Dominique death, in october 2002, was a pretty sad news for all the group fans.

Anonymous said...

je ne connaissais absolument pas, je trouve ça vachement bien
merci Mr Moodswings
altos

Mr Moodswings said...

Content que ça te plaise.
Les Dogs sont la preuve que le rock français n'était pas aussi honteux que ce qu'on a bien voulu nous faire croire pendant des années.
Putain de complexe d'infériorité !

Anonymous said...

cependant on a une kyrielle de grosses daubes à l' actif du pays qui nous loge , comme d' autres pays d' ailleurs

Mr Moodswings said...

Certes. Mais, c'est bien connu, l'herbe est toujours plus verte ailleurs...
Il y a aussi que nous avions une meilleure connaissance de ce qui sort en France, bon ou mauvais, alors que le filtre de l'international jouait pour le reste.

taotao said...

D'un point de vue extérieur a vous autres françois, je dirais que la faute revient à Michel Drucker.
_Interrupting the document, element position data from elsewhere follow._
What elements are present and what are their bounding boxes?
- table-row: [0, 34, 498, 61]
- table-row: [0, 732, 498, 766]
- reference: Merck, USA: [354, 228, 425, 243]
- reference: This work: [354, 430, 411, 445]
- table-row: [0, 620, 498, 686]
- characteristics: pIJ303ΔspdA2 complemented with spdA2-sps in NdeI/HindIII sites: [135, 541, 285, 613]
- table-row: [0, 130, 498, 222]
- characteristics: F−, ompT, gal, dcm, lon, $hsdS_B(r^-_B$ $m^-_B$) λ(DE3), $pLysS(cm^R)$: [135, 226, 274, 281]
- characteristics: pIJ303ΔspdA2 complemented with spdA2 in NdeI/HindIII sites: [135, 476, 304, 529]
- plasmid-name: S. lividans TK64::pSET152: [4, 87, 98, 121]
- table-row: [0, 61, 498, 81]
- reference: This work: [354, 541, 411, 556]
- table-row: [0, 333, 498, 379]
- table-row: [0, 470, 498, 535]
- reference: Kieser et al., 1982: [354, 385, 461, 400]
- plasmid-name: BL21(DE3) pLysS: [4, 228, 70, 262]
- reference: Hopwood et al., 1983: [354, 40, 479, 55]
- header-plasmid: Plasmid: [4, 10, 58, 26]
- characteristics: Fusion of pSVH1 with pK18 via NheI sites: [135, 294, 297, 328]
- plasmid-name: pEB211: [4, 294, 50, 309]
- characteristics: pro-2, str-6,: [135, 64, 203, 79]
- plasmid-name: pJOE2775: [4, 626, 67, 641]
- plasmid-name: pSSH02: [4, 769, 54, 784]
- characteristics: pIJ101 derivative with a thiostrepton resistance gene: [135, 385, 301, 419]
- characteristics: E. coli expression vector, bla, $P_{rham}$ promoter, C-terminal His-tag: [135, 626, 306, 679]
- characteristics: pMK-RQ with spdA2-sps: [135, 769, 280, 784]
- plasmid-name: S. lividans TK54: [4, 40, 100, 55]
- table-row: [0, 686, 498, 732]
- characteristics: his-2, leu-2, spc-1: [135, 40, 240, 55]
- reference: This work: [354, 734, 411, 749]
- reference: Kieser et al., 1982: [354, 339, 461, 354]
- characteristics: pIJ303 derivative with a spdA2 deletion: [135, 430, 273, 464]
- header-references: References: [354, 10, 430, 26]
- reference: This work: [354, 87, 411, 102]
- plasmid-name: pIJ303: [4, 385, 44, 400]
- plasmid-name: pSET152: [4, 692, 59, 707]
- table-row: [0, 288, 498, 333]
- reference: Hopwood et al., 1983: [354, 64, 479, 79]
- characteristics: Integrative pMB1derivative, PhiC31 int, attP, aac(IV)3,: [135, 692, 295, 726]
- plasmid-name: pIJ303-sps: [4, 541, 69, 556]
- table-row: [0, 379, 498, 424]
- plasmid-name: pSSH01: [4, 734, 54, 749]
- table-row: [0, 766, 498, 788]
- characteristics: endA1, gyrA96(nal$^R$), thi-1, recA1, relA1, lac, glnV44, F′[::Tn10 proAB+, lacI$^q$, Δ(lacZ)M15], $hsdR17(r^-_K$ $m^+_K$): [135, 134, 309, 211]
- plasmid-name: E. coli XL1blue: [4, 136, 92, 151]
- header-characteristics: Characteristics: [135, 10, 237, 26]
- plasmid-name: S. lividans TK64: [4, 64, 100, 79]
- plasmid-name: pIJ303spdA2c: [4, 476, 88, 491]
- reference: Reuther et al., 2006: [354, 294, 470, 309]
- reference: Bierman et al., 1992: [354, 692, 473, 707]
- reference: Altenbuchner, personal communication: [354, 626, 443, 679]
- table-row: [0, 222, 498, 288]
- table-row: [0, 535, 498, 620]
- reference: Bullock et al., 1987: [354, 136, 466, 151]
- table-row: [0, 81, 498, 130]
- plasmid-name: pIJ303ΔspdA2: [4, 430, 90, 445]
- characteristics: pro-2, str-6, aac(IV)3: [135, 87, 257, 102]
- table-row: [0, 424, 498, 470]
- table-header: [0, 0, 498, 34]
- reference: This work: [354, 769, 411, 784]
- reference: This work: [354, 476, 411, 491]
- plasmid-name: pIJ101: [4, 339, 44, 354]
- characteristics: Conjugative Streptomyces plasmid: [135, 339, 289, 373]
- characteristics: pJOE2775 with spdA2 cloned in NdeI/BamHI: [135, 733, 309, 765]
Vos médias généralistes, bien que n'hésitant jamais à s'auto congratuler de l'exception culturelle francaise, ont la tête dans le q depuis la mort de Claude Francois. La différence peut-ètre avec vos voisins anglais c'est que certains groupes de rock, font une transition plus ou moins aisée dans le "mainstream media".

Pendant ce temps la marionette de Cabrel nous rabache que c'était mieux avant, alors qu'il y plein d'artistes qui ne demandent qu'un peu d'exposition.

Je pourrais aussi mentioner un certain nombrilisme, qui a fait que de nombreux grands artistes francophones mais pas francais, Vigneault par exemple, sont peu connus chez vous.

Anyway, I feel like I'm starting to ramble so I'll end here.